Résumé à destination des professionnels de santé
Une étude observationnelle majeure publiée en 2023 dans le Journal of the American Heart Association remet en question l’efficacité du jeûne intermittent comme stratégie principale de gestion du poids. Contrairement à certaines hypothèses populaires, la fenêtre horaire entre le premier et le dernier repas de la journée n’a montré aucune association significative avec les variations de poids sur une période de suivi de six ans. Ce sont plutôt la fréquence des repas et leur densité calorique qui semblent constituer des facteurs déterminants.
Contexte et méthodologie
L’étude a analysé les données de 547 adultes issus de trois systèmes de santé aux États-Unis (Maryland et Pennsylvanie), avec un suivi moyen de 6,3 ans basé sur les dossiers médicaux électroniques. Les participants ont enregistré leurs horaires de sommeil, de réveil et de repas via une application mobile développée pour l’étude (Daily24), permettant une collecte de données en temps réel sur :
- La durée entre le premier et le dernier repas quotidien,
- L’intervalle entre le réveil et le premier repas,
- L’intervalle entre le dernier repas et le coucher.
Les données ont ensuite été corrélées avec les variations de poids observées dans les dossiers médicaux au cours des années de suivi.
Résultats principaux
- Aucune corrélation significative n’a été identifiée entre la fenêtre alimentaire quotidienne (durée entre premier et dernier repas) et les variations pondérales.
- Le nombre quotidien de repas moyens (500–1000 kcal) et copieux (>1000 kcal) était positivement associé à une prise de poids.
- Un nombre plus élevé de petits repas (<500 kcal) était corrélé à une perte de poids.

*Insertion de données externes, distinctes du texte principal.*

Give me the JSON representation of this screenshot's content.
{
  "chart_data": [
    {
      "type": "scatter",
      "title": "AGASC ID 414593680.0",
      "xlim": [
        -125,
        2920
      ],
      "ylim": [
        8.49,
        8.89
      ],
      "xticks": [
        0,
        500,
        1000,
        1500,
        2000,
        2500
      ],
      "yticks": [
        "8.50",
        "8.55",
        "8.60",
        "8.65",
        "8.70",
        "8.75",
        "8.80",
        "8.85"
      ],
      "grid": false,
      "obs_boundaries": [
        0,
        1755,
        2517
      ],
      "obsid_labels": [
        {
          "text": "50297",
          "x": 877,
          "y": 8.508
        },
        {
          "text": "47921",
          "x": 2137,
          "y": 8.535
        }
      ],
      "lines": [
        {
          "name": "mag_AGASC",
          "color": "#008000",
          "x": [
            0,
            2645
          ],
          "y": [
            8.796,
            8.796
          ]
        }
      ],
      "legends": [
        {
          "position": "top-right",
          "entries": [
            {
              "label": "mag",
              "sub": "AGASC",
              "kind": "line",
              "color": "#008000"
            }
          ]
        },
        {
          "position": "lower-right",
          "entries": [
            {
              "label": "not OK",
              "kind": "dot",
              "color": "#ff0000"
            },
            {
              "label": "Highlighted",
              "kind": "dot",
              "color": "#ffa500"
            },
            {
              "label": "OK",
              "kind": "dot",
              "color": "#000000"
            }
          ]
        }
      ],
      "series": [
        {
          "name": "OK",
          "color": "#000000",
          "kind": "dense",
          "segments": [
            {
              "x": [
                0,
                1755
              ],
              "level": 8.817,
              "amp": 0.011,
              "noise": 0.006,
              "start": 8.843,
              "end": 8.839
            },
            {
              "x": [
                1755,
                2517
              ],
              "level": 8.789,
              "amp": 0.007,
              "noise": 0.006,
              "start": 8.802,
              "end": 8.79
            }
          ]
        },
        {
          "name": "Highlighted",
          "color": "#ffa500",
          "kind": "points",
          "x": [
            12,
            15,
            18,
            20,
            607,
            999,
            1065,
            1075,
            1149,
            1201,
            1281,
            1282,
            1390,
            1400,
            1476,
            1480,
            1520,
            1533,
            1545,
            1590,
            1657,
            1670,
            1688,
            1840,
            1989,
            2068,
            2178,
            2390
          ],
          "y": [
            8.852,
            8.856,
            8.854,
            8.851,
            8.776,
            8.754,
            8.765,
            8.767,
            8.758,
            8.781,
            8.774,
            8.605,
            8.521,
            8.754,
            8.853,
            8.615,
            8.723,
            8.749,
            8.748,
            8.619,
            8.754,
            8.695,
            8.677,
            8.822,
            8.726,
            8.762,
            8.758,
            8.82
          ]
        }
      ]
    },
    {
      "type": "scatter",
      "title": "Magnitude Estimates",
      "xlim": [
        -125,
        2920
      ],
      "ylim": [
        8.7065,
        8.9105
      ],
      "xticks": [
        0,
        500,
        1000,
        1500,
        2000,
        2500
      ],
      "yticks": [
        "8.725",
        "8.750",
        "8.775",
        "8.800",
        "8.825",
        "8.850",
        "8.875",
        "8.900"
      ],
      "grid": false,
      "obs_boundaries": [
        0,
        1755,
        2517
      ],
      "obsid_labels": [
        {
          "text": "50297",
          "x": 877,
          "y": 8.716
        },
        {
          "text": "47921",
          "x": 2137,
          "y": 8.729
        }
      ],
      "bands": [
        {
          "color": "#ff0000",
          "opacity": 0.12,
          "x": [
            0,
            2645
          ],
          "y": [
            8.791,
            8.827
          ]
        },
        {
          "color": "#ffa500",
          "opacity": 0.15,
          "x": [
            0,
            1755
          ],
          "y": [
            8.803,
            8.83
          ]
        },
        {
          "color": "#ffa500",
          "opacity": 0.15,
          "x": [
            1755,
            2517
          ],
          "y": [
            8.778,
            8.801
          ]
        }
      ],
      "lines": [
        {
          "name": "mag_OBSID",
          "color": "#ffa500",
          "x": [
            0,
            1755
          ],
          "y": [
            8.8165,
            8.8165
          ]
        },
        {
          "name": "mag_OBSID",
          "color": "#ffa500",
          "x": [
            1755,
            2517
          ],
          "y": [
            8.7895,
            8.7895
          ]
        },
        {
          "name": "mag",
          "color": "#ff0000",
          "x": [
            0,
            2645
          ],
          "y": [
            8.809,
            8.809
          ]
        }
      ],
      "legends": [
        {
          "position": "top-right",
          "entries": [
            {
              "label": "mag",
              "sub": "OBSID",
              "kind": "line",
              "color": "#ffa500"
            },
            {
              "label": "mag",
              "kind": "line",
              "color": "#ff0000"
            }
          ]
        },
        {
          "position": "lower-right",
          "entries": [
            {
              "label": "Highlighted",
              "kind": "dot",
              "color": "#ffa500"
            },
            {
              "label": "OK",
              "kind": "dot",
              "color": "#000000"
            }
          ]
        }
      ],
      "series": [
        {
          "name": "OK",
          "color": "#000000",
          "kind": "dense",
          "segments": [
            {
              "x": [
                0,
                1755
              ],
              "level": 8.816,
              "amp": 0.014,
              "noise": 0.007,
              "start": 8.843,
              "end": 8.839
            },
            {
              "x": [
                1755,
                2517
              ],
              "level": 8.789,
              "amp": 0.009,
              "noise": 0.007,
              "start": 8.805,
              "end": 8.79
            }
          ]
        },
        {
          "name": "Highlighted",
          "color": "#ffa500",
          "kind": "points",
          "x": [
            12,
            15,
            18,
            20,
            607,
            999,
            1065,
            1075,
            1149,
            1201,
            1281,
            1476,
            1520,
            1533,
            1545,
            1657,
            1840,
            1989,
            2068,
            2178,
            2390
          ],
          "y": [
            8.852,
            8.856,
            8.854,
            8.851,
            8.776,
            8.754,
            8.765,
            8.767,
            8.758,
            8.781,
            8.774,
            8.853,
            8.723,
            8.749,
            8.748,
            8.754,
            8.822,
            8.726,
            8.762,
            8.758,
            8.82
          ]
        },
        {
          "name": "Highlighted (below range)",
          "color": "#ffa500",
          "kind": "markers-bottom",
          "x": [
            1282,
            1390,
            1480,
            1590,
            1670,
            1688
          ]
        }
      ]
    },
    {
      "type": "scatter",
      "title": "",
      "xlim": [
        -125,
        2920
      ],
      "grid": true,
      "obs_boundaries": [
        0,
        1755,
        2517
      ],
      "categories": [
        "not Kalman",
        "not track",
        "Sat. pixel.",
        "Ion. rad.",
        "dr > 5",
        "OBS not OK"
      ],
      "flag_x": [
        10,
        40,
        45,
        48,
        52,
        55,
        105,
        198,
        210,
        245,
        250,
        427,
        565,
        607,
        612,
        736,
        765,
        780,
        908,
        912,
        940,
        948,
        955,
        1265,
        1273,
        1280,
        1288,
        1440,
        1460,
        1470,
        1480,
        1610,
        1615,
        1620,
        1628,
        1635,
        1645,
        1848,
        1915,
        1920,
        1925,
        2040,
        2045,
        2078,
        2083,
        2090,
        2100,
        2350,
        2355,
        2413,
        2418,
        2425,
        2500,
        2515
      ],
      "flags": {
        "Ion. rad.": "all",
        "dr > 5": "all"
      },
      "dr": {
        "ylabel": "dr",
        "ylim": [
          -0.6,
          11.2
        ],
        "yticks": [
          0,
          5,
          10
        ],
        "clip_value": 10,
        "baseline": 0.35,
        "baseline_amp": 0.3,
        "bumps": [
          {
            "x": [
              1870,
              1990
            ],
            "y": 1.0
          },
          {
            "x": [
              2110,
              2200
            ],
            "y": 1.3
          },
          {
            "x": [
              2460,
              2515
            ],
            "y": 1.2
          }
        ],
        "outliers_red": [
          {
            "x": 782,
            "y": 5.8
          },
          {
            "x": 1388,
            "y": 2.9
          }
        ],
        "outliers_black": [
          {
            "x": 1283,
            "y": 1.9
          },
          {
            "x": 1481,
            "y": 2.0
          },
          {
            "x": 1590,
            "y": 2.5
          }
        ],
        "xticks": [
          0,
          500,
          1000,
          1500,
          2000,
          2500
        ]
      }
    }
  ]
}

- Les délais entre le réveil et le premier repas, entre le dernier repas et le coucher, et la durée totale de sommeil n’étaient pas associés à une variation de poids.
- Les participants ayant un IMC plus élevé au départ étaient davantage représentés parmi les populations âgées, afro-américaines, peu actives, souffrant d’hypertension ou de diabète de type 2, et présentant une alimentation plus pauvre en fruits et légumes.
Limites de l’étude
- Étude observationnelle : aucune relation causale ne peut être établie.
- Population peu diversifiée : majoritairement composée de femmes blanches diplômées du supérieur.
- Absence de données sur les comportements alimentaires intentionnels (tentatives de perte de poids, régimes antérieurs).
- Interaction entre fréquence et horaire des repas non pleinement explorée.
Implications pour la pratique clinique
Malgré la popularité croissante du jeûne intermittent auprès du grand public, ces résultats suggèrent que la gestion du poids doit davantage s’appuyer sur la qualité nutritionnelle, la densité calorique des repas, et la fréquence alimentaire, plutôt que sur la simple réduction de la plage horaire d’alimentation.
Les recommandations actuelles de l’American Heart Association soulignent déjà l’importance de limiter l’apport calorique global, d’opter pour une alimentation saine et équilibrée, et de maintenir une activité physique régulière — des principes confirmés par cette nouvelle étude.
Conclusion
Cette recherche renforce l’idée que, chez des adultes en population générale, les stratégies de perte de poids les plus efficaces restent fondées sur la régulation de l’apport énergétique et non uniquement sur le moment de la consommation. Pour les professionnels de santé, cela signifie qu’il est essentiel de recentrer le discours nutritionnel sur les comportements alimentaires globaux, plutôt que de promouvoir des modèles restrictifs qui ne démontrent pas, à ce jour, d’efficacité supérieure à long terme.
Source :
« Association entre les intervalles des repas et du sommeil et l’évolution du poids au fil du temps : la cohorte Daily24 », par Di Zhao, Eliseo Guallar, Thomas B. Woolf, Lindsay Martin, Harold Lehmann, Janelle Coughlin, Katherine Holzhauer, Attia A. Goheer, Kathleen M. McTigue, Michelle R. Lent, Marquis Hawkins, Jeanne M. Clark et Wendy L. Bennett, 18 janvier 2023, Journal of the American Heart Association.